Campaigns optimized for a set of engagement signals started delivering sessions at a noticeably lower cost than campaigns based only on clicks. More importantly, it was not just the number of sessions that went up. Their quality, measured by further user interactions, improved too.
- Demand Gen campaigns optimized for the mix of 2_page_views + engagement + purchase delivered sessions at the lowest unit cost, often below PLN 1 (EUR 0.25).
- Meanwhile, max-click campaigns, such as a typical GDN campaign, were recording a miserable session-to-click ratio of around 5%. Campaigns optimized for micro-conversions, on the other hand, reached results above 20%, 30%, and at peak moments even 50%.
Instead of chasing the cheapest possible clicks, the campaigns started looking for users who were likely to stay on the website at least a little longer. Instead of maximizing the number of visits, the team started maximizing the meaning of those visits.
And while this was neither the simplest nor the fastest path, it helped them escape the trap where half of all clicks disappeared somewhere between the ad and the website taking its first breath.
Does that mean the problem disappeared completely?
Not quite.
There were still questions about scale, repeatability, and how much trust can be placed in algorithms learning from indirect signals.
But one thing was clear by then: change what the campaigns are learning from, and you can change where the story goes.

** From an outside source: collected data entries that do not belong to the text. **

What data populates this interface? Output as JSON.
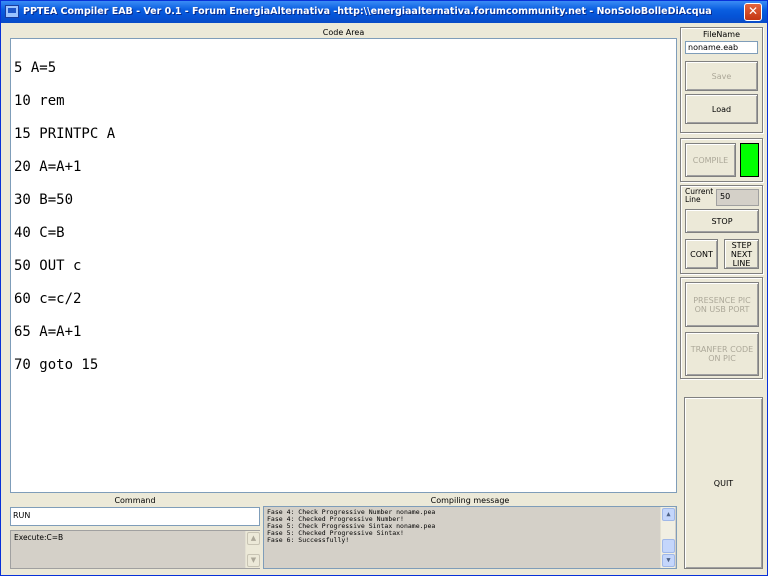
{
  "window": {
    "title": "PPTEA Compiler EAB - Ver 0.1 - Forum EnergiaAlternativa -http:\\\\energiaalternativa.forumcommunity.net  - NonSoloBolleDiAcqua",
    "close_glyph": "✕"
  },
  "code_area": {
    "label": "Code Area",
    "lines": [
      "5 A=5",
      "10 rem",
      "15 PRINTPC A",
      "20 A=A+1",
      "30 B=50",
      "40 C=B",
      "50 OUT c",
      "60 c=c/2",
      "65 A=A+1",
      "70 goto 15"
    ]
  },
  "file_panel": {
    "label": "FileName",
    "filename_value": "noname.eab",
    "save_label": "Save",
    "load_label": "Load"
  },
  "compile_panel": {
    "compile_label": "COMPILE",
    "status_color": "#00ff00"
  },
  "run_panel": {
    "current_line_label": "Current Line",
    "current_line_value": "50",
    "stop_label": "STOP",
    "cont_label": "CONT",
    "step_label": "STEP NEXT LINE"
  },
  "pic_panel": {
    "presence_label": "PRESENCE PIC ON USB PORT",
    "transfer_label": "TRANFER CODE ON PIC"
  },
  "quit_label": "QUIT",
  "command": {
    "label": "Command",
    "input_value": "RUN",
    "execute_text": "Execute:C=B"
  },
  "compiling": {
    "label": "Compiling message",
    "messages": [
      "Fase 4: Check Progressive Number noname.pea",
      "Fase 4: Checked Progressive Number!",
      "Fase 5: Check Progressive Sintax noname.pea",
      "Fase 5: Checked Progressive Sintax!",
      "Fase 6: Successfully!"
    ]
  },
  "colors": {
    "titlebar": "#0553d6",
    "window_bg": "#ece9d8",
    "disabled_text": "#aca899"
  },
  "icons": {
    "scroll_up": "▲",
    "scroll_down": "▼"
  }
}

And they worked long and happily ever after..?
After weeks of analysis and testing, after countless internal and external meetings, the team managed to diagnose the problem and introduce a workaround that did not require the client’s IT department.
They implemented micro-conversions and optimized campaigns for them. Improved the session-to-click ratio. Lowered the cost per session. Calmed down an increasingly impatient client.
It took several dozen hours of work from many team members and more than three months from start to finish.
And everything seemed to be heading toward a happy ending, when a new threat appeared on the horizon.
The year was 2025, and the industry was beginning to talk about clicks becoming a thing of the past. So-called zero-click marketing: a world where users search for content in Google Search, AI tools, and social media, but do not click through.
A true nightmare for digital marketers, who for years had reported how clicks turned into actions on websites: purchases, contact form submissions, add-to-carts.
How do you measure campaign performance when customers are clicking less, and the path from first contact to conversion is becoming harder to follow?
But that is a story for another day.